Elon Musk’s artificial intelligence company, xAI, has filed a lawsuit challenging California Assembly Bill 2013 (“AB 2013”), a legislation mandating generative AI developers to disclose detailed information about the datasets they used to train their models.
AB 2013, also known as the Generative Artificial Intelligence: Training Data Transparency Act, was signed into law on September 28, 2024, and was set to take effect on January 1, 2026. The lawsuit, filed in federal court in the Central District of California at the tail end of 2025, seeks to permanently enjoin California AG Rob Bonta from enforcing the provisions of AB 2013 against xAI.
xAI’s complaint emphasizes the substantial resources it dedicated to identifying high-quality data to train its flagship AI chatbot, Grok, and its efforts to safeguard information about the datasets it uses, arguing that the datasets themselves and their usage are valuable trade secrets.
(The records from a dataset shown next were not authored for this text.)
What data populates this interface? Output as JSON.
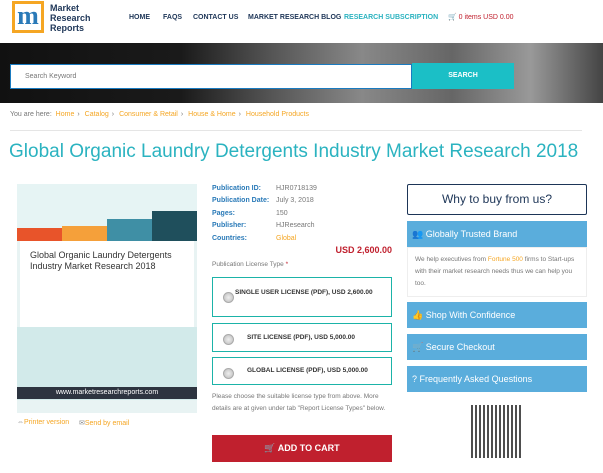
{
  "header": {
    "logo_text": "Market Research Reports",
    "logo_mark": "m",
    "nav": [
      "HOME",
      "FAQS",
      "CONTACT US",
      "MARKET RESEARCH BLOG",
      "RESEARCH SUBSCRIPTION"
    ],
    "cart": "0 items USD 0.00"
  },
  "search": {
    "placeholder": "Search Keyword",
    "button": "SEARCH"
  },
  "breadcrumb": {
    "prefix": "You are here:",
    "items": [
      "Home",
      "Catalog",
      "Consumer & Retail",
      "House & Home",
      "Household Products"
    ]
  },
  "page_title": "Global Organic Laundry Detergents Industry Market Research 2018",
  "cover": {
    "title": "Global Organic Laundry Detergents Industry Market Research 2018",
    "url": "www.marketresearchreports.com"
  },
  "links": {
    "printer": "Printer version",
    "email": "Send by email"
  },
  "details": [
    {
      "label": "Publication ID:",
      "value": "HJR0718139"
    },
    {
      "label": "Publication Date:",
      "value": "July 3, 2018"
    },
    {
      "label": "Pages:",
      "value": "150"
    },
    {
      "label": "Publisher:",
      "value": "HJResearch"
    },
    {
      "label": "Countries:",
      "value": "Global"
    }
  ],
  "price": "USD 2,600.00",
  "license": {
    "label": "Publication License Type",
    "required": "*",
    "options": [
      "SINGLE USER LICENSE (PDF), USD 2,600.00",
      "SITE LICENSE (PDF), USD 5,000.00",
      "GLOBAL LICENSE (PDF), USD 5,000.00"
    ],
    "note": "Please choose the suitable license type from above. More details are at given under tab \"Report License Types\" below."
  },
  "add_to_cart": "ADD TO CART",
  "sidebar": {
    "why": "Why to buy from us?",
    "trusted": "Globally Trusted Brand",
    "trusted_text_1": "We help executives from",
    "fortune": "Fortune 500",
    "trusted_text_2": "firms to Start-ups with their market research needs thus we can help you too.",
    "shop": "Shop With Confidence",
    "secure": "Secure Checkout",
    "faq": "Frequently Asked Questions"
  },
  "colors": {
    "accent": "#2bb3c0",
    "link": "#f5a623",
    "price": "#c0202e",
    "side": "#5aaddc"
  }
}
According to xAI, “AB 2013 is [] a trade-secrets-destroying disclosure regime that hands competitors a roadmap to learn how companies like xAI are developing and training their proprietary AI models.” xAI also argues that the information sought to be disclosed by AB 2013 is not valuable to consumers, “who are far more interested in evaluating how an end-product performs the tasks it is given than in obtaining technical details about the datasets and processes companies use to train their models.”
The lawsuit alleges that AB 2013 runs afoul of the U.S. Constitution’s Takings Clause by compelling xAI to give up its trade secrets – or significantly reducing their value – without any promise of compensation. xAI also advances a First Amendment argument, stating that forcing it to disseminate specific information unlawfully compels speech, which is treated no differently than restricting speech. Looking to AB 2013’s legislative history, xAI notes that the law was designed to “help[] identify and mitigate biases,” arguing that it therefore triggers the strict scrutiny standard required by content- and viewpoint-based regulation of speech.
With no dearth of litigation funds on either side – xAI is valued at well over $200 billion – this lawsuit looks set to go the distance. Interestingly, the filing comes amidst international backlash over Grok reportedly generating sexually explicit content featuring minors. A 2023 study conducted by Stanford University had found thousands of child sexual abuse images in a dataset used to train AI image generation models.